April 17 (Bloomberg) -- The Bovespa index dropped the most among major emerging-market stock benchmarks as falling commodity prices pushed Brazilian producers lower after the International Monetary Fund cut its forecast for global growth.
OGX Petroleo & Gas Participacoes SA added to the biggest plunge among the Bovespa’s members this year after the oil company said output at offshore wells dropped 26 percent in March. Pulp producer Suzano Papel & Celulose SA sank the most since June. Mining company MMX Mineracao & Metalicos SA followed metals lower, while state-run oil producer Petroleo Brasileiro SA slumped as crude fell to a four-month low.
Brazil’s benchmark equity gauge sank 2.1 percent to 52,881.96 at the close of trading in Sao Paulo. Sixty-one of the 69 stocks on the measure declined. The real weakened 0.7 percent to 2.0006 per dollar. The Bloomberg Base Metals 3-Month Price Commodity Index slumped 2.8 percent. Commodities producers account for about 41 percent of the Bovespa’s weighting.
“Economic data around the world have been coming in weak lately, and there’s a strong commodities sell-off, which is spilling over to equities,” Gustavo Mendonca, who helps manage 1 billion reais as an economist at Saga Capital, said in a telephone interview from Rio de Janeiro. “Since Brazil is a big commodities exporter, it’s only natural that markets here suffer.”

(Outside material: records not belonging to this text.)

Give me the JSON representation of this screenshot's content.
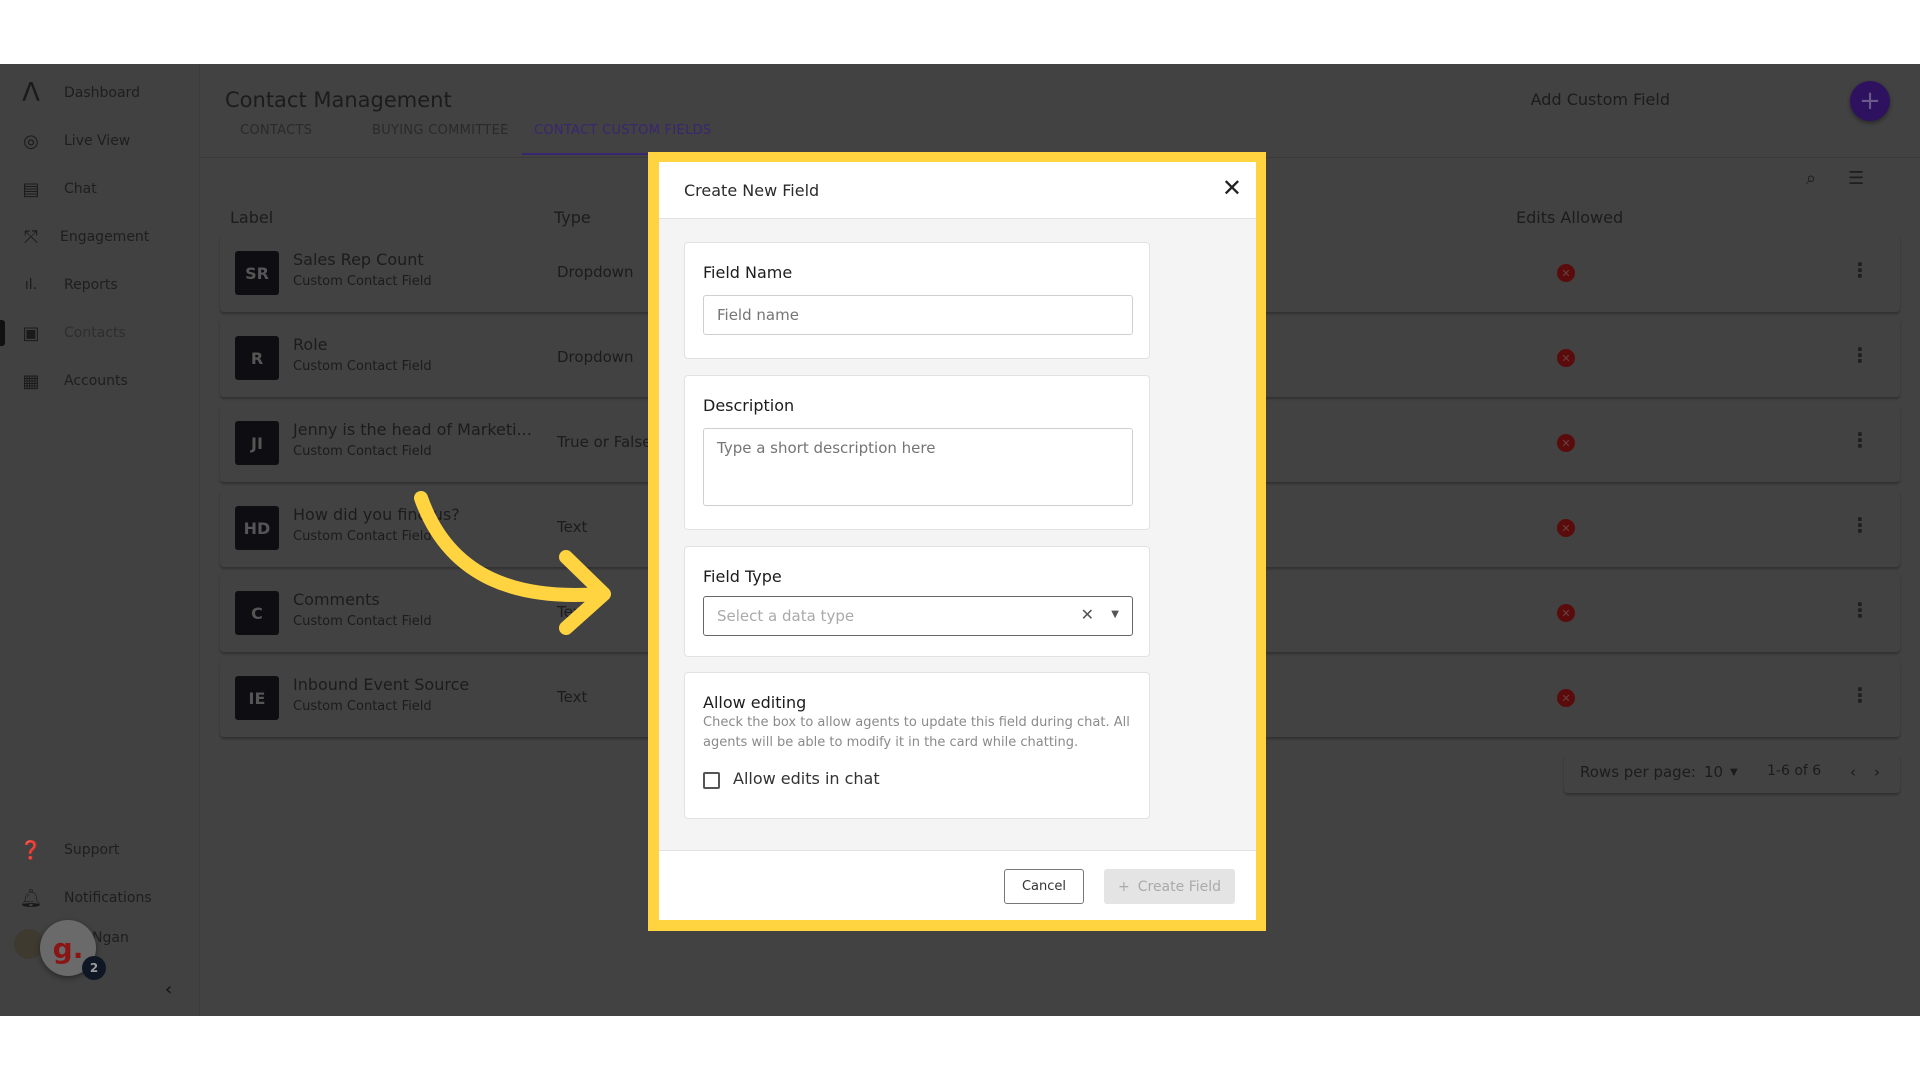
{
  "sidebar": {
    "items": [
      {
        "label": "Dashboard",
        "icon": "logo-icon"
      },
      {
        "label": "Live View",
        "icon": "live-view-icon"
      },
      {
        "label": "Chat",
        "icon": "chat-icon"
      },
      {
        "label": "Engagement",
        "icon": "engagement-icon"
      },
      {
        "label": "Reports",
        "icon": "bar-chart-icon"
      },
      {
        "label": "Contacts",
        "icon": "contacts-icon",
        "active": true
      },
      {
        "label": "Accounts",
        "icon": "building-icon"
      }
    ],
    "bottom": [
      {
        "label": "Support",
        "icon": "help-icon"
      },
      {
        "label": "Notifications",
        "icon": "bell-icon"
      }
    ],
    "user_name": "Ngan",
    "chat_widget_letter": "g.",
    "chat_badge": "2"
  },
  "header": {
    "title": "Contact Management",
    "tabs": [
      "CONTACTS",
      "BUYING COMMITTEE",
      "CONTACT CUSTOM FIELDS"
    ],
    "active_tab": "CONTACT CUSTOM FIELDS",
    "add_label": "Add Custom Field",
    "accent": "#3b1f6b"
  },
  "table": {
    "columns": [
      "Label",
      "Type",
      "Edits Allowed"
    ],
    "rows": [
      {
        "initials": "SR",
        "label": "Sales Rep Count",
        "sub": "Custom Contact Field",
        "type": "Dropdown",
        "edits": false
      },
      {
        "initials": "R",
        "label": "Role",
        "sub": "Custom Contact Field",
        "type": "Dropdown",
        "edits": false
      },
      {
        "initials": "JI",
        "label": "Jenny is the head of Marketi...",
        "sub": "Custom Contact Field",
        "type": "True or False",
        "edits": false
      },
      {
        "initials": "HD",
        "label": "How did you find us?",
        "sub": "Custom Contact Field",
        "type": "Text",
        "edits": false
      },
      {
        "initials": "C",
        "label": "Comments",
        "sub": "Custom Contact Field",
        "type": "Text",
        "edits": false
      },
      {
        "initials": "IE",
        "label": "Inbound Event Source",
        "sub": "Custom Contact Field",
        "type": "Text",
        "edits": false
      }
    ],
    "pagination": {
      "rows_label": "Rows per page:",
      "rows_value": "10",
      "range": "1-6 of 6"
    }
  },
  "modal": {
    "title": "Create New Field",
    "field_name": {
      "label": "Field Name",
      "placeholder": "Field name",
      "value": ""
    },
    "description": {
      "label": "Description",
      "placeholder": "Type a short description here",
      "value": ""
    },
    "field_type": {
      "label": "Field Type",
      "placeholder": "Select a data type"
    },
    "allow_editing": {
      "label": "Allow editing",
      "help": "Check the box to allow agents to update this field during chat. All agents will be able to modify it in the card while chatting.",
      "checkbox_label": "Allow edits in chat",
      "checked": false
    },
    "cancel": "Cancel",
    "create": "Create Field",
    "highlight_color": "#ffd440"
  }
}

The global economy will expand 3.3 percent this year, below January’s 3.5 percent forecast, the IMF said yesterday. The lender also cut its estimates for expansion in Brazil and China, the South American country’s biggest trading partner. Growth in Latin America might slow as commodities drop, the fund’s Western Hemisphere Director Alejandro Werner said in Lima yesterday.
OGX dropped 11 percent to 1.25 reais, while MMX sank 9.5 percent to 1.81 reais. Suzano fell 5.5 percent to 7.25 reais, the biggest slump since June 28. Petrobras, as Petroleo Brasileiro is known, tumbled 3 percent to 17.17 reais, the lowest since March 5.
Some companies linked to domestic demand, including cosmetics maker Natura Cosmeticos SA, rallied as traders pared bets for higher borrowing costs in Brazil amid speculation that slower economic growth will curb inflation, allowing policy makers to moderate any increases in the benchmark lending rate. The central bank, which concludes a two-day monetary policy meeting today, has held the Selic rate at a record low 7.25 percent since October.
Natura gained 0.9 percent to 48.55 reais.
The Bovespa has retreated 16 percent from this year’s high on Jan. 3 amid concern accelerating inflation may curb Brazil’s economic recovery and the government’s interventionist policies will hurt profits in industries including utilities and energy. The MSCI BRIC Index of shares in Brazil, Russia, India and China has lost 10 percent over the same period.
Brazil’s benchmark equity gauge trades at 10.8 times analysts’ earnings estimates for the next four quarters, compared with 10.3 for the MSCI Emerging Markets Index of 21 developing nations’ equities, data compiled by Bloomberg show.
Trading volume for stocks in Sao Paulo was 16.4 billion reais today, according to data compiled by Bloomberg. That compares with a daily average of 7.5 billion reais this year through April 15, according to data compiled by the exchange.